Barley: 2.3 grams protein per 100 g. also has Vitamin B6, Iron, Magnesium, Phosphorus, and dietary fiber.

Oats: 16.9 grams protein per 100 g. also contains high amounts of Magnesium, Manganese, Phosphorus, Iron, Pantothenic acid. Oats are rich in the Amino acids of Leucine, Arginine, Aspartic acid, and Glutamic acid.

Millet: 11 g of protein per 100 g. also high in B vitamins, especially Niacin, B6 and Folacin, Calcium, Iron, Potassium, Magnesium, and Zinc.

Brown Rice: 2.3 grams protein per 100 g. High in the amino acid of Glutamic acid.

Carbohydrates require less water to digest than proteins or fats and are the most common source of energy.

Canines have the ability to consume large quantities of protein and then convert that protein into energy in addition to muscle. They also have the ability to convert many carbohydrate sources into the same kind of energy. This ability to utilize both carbohydrates and proteins as an energy source explains how we are able to feed our pets a high carbohydrate diet, particularly when we feed processed carbohydrates that are easily digested by canines.

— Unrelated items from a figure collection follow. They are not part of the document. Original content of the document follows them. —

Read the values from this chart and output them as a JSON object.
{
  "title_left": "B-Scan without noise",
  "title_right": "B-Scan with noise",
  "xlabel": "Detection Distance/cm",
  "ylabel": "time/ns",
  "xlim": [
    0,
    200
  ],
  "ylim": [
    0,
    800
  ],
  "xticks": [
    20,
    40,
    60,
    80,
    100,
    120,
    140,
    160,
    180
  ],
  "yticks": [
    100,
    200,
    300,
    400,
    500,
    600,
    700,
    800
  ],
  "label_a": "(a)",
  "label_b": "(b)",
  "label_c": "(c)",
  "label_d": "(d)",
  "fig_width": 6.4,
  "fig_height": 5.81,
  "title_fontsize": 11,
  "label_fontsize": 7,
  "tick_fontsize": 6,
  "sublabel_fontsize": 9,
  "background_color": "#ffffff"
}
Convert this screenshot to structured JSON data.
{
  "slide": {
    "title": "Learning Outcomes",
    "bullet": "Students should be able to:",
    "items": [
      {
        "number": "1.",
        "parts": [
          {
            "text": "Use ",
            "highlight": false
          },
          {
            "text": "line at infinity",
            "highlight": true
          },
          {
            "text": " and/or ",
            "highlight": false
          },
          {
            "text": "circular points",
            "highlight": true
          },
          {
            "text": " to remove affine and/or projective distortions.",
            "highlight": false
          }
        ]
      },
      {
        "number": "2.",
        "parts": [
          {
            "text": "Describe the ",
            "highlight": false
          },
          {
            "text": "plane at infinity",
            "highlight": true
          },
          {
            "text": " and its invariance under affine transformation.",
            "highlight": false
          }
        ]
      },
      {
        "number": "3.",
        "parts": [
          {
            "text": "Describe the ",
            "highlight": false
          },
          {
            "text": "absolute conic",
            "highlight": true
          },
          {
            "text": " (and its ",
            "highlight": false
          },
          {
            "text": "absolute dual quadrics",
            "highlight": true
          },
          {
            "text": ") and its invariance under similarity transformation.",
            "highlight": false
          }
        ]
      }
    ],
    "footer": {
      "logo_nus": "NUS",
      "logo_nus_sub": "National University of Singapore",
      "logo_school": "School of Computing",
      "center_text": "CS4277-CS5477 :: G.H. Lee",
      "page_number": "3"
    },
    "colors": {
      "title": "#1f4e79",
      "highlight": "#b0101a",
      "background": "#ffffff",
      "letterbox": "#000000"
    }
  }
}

However, while carbohydrates are an important part of dry commercial pet foods, they can occasionally cause medical problems in dogs including obesity and maldigestion. Obesity occurs when an animal's energy needs are exceeded and the extra glucose created by the digestion of the carbohydrates is stored as fat. An excess of carbohydrates, fats, or proteins can all lead to obesity, but carbohydrates are often the most common energy source and are easily converted to glucose. (Hand; Thatcher; Remillard; Roudebush; Small Animal Clinical Nutrition, Walsworth Publishing, 2000)

I just strive for a good balanced diet for my dog. I'm not out to fight with anyone. I'm particularly interested in the nutrients within ingredients. I'm not saying you're feeding your dog incorrectly and I'm not saying feed your dog what I feed mine. Do the best you can do.